On est hot, au Québec. Je le répète souvent. On est chanceux, on a de l’eau partout. Elle est tellement accessible que, parfois, on a tendance à en oublier la valeur.
On vit un paradoxe. On fait partie des endroits les plus riches en eau douce au monde, avec 20 % des réserves mondiales. C’est tout un privilège que d’être né au bon endroit. Pourtant, on agit collectivement comme si cette ressource était inépuisable. Pourquoi ? Analysons les efforts d’ISÉ (information, sensibilisation et éducation) qu’on fait depuis des décennies. On lance des chiffres, on conçoit des messages et on produit des outils. Bravo pour ça ! Mais, sur le terrain, on dirait que les comportements changent peu. Et si c’était une belle occasion de revoir nos stratégies en matière d’ISÉ ?
Le mythe de l’abondance et de l’équité
Une proportion importante de citoyens croit dur comme fer à l’accès équitable et abondant à l’eau. Cette perception est rassurante – et fausse. Pendant que j’écris ces lignes, des communautés autochtones manquent d’eau depuis des semaines, voire des mois pour certaines. Ce manque n’est pas dû à de la négligence individuelle, mais à des infrastructures inadéquates. Saviez-vous qu’on envoie régulièrement des bouteilles d’eau par avion ?
Ça coûte une fortune, en argent comme en conséquences sur l’environnement. Il faut savoir qu’historiquement, les infrastructures sont sous-financées. C’est le cas autant au nord qu’au sud, mais, au nord, les communautés autochtones ont soif.
Il est temps de revoir notre façon de raconter l’eau et de mettre davantage en lumière notre rapport collectif à cette ressource précieuse.
Informer ne suffit pas pour agir
Ça fait des décennies qu’on informe. On explique notamment le cycle de l’eau, les volumes consommés par citoyen et les répercussions d’une douche trop longue. Oui, ces informations sont nécessaires, essentielles même. Mais, il faut avouer qu’elles ne sont pas suffisantes – pas pantoute. Le savoir, et même le voir, ne mène pas automatiquement à un changement de comportement.

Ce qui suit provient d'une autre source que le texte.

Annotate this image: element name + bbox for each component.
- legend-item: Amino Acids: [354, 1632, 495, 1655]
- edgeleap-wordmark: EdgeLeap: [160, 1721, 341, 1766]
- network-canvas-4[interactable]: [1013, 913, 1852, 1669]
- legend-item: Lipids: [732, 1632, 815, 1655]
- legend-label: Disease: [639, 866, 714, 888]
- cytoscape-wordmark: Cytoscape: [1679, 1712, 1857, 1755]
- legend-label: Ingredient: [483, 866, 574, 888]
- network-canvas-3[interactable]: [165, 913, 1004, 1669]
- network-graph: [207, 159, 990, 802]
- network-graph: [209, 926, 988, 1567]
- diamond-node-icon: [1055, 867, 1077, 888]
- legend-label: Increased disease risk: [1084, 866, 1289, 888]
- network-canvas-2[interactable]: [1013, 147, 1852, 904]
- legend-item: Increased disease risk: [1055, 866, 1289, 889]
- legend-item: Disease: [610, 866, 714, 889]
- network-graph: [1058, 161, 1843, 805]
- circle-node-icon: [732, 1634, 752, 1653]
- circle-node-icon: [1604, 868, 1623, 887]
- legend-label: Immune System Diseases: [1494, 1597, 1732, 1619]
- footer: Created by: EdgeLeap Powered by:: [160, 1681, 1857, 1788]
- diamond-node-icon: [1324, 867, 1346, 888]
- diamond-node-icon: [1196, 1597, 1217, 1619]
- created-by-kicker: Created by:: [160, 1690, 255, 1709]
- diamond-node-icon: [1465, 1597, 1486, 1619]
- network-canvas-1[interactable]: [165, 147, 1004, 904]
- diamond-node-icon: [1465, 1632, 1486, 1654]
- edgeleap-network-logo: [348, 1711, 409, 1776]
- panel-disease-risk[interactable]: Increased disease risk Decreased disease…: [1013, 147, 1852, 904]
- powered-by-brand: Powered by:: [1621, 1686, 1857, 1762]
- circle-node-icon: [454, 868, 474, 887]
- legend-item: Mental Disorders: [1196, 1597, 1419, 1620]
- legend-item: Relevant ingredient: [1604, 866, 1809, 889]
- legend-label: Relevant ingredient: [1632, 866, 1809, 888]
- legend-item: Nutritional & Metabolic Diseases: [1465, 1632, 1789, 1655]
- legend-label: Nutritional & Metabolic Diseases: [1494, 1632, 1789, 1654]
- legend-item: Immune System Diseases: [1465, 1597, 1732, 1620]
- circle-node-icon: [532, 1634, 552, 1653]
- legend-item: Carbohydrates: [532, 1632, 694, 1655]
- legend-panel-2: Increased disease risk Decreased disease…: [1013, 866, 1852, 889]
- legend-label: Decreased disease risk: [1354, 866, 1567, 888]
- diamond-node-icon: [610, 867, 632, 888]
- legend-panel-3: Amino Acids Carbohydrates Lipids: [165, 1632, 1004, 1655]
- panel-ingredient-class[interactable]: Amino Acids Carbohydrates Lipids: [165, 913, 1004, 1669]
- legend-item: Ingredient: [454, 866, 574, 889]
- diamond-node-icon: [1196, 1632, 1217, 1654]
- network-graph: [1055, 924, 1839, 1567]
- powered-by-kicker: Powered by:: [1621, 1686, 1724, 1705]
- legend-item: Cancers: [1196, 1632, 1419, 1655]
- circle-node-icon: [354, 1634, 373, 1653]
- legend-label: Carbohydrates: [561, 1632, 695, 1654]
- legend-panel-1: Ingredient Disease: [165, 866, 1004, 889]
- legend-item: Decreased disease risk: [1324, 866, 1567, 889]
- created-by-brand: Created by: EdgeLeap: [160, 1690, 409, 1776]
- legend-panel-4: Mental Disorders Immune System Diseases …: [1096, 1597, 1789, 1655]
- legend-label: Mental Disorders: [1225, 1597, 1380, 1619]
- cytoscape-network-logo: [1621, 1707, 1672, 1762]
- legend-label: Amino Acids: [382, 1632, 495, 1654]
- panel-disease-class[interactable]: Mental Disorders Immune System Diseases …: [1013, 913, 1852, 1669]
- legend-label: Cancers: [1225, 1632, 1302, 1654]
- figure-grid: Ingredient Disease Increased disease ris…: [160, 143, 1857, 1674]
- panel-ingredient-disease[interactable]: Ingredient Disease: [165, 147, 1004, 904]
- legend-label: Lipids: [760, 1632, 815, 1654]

La bonne ISÉ ne cherche pas à faire peur ni à culpabiliser. Elle cherche à rendre le changement désirable, facile et accessible. Elle part du quotidien des gens, de leurs valeurs, de leurs préoccupations concrètes, bref, de la vraie vie. Elle reconnaît aussi une réalité fondamentale : la protection de l’eau n’est pas un enjeu exclusivement individuel. C’est un projet collectif. Oui, un vrai projet de société.
Donner du sens
Un des besoins les plus profonds de l’humanité, c’est de bien faire. On veut tous bien faire. Et un des leviers les plus puissants de l’ISÉ, c’est le sentiment d’être utile. On change plus facilement nos comportements quand on comprend pourquoi, et surtout, à quoi servent nos efforts. Le fameux « pour sauver la planète », ça ne fonctionne plus vraiment en 2026. On le sait, tout coûte cher, et les gens sont bien tannés de payer. Alors, économisons en prolongeant la durée de vie des infrastructures municipales. Chaque fois qu’on jette une lingette dans la toilette, combien ça coûte à la collectivité ? Il faut rendre visible ce qui est habituellement invisible. Revenir à l’essentiel. Démontrons que prendre soin de ce qu’on a, c’est une responsabilité collective.
Miser sur la fierté
J’aime bien cette phrase du chanteur Daniel Boucher : « fier, même la tête baissée ». À mon avis, la fierté est un levier de changement sous-utilisé. Valorisons nos bons coups, autant ceux des citoyens que ceux des municipalités et des entreprises. Créons collectivement un effet d’entraînement.
Quand on fait découvrir les changements en cours, les solutions qui existent et le fait que nos actions portent leurs fruits, on sort doucement du discours anxiogène du « on va tous crever de soif » pour entrer dans une réelle mobilisation.
Repenser à l’ISÉ de l’eau
Faire de la bonne ISÉ, ce n’est pas poser des affiches sur des panneaux-réclames en bordure des autoroutes, tapisser des abribus et acheter du temps d’antenne à la télé. C’est communiquer mieux, c’est accepter que le changement de comportement est un processus. Je comprends l’urgence d’agir, mais ça prend du temps. Je le répète régulièrement : il faut écouter, tester et s’ajuster. L’ISÉ, c’est un éternel recommencement. Tant qu’il y aura de nouveaux citoyens qui naîtront, on doit investir massivement en ISÉ.
La protéger, en prendre soin, ce n’est pas renoncer à son confort. C’est investir dans notre avenir collectif. Et ce message-là, il mérite assurément d’être bien raconté.
Le défi, c’est de redonner à l’eau ses lettres de noblesse, toute sa valeur collective.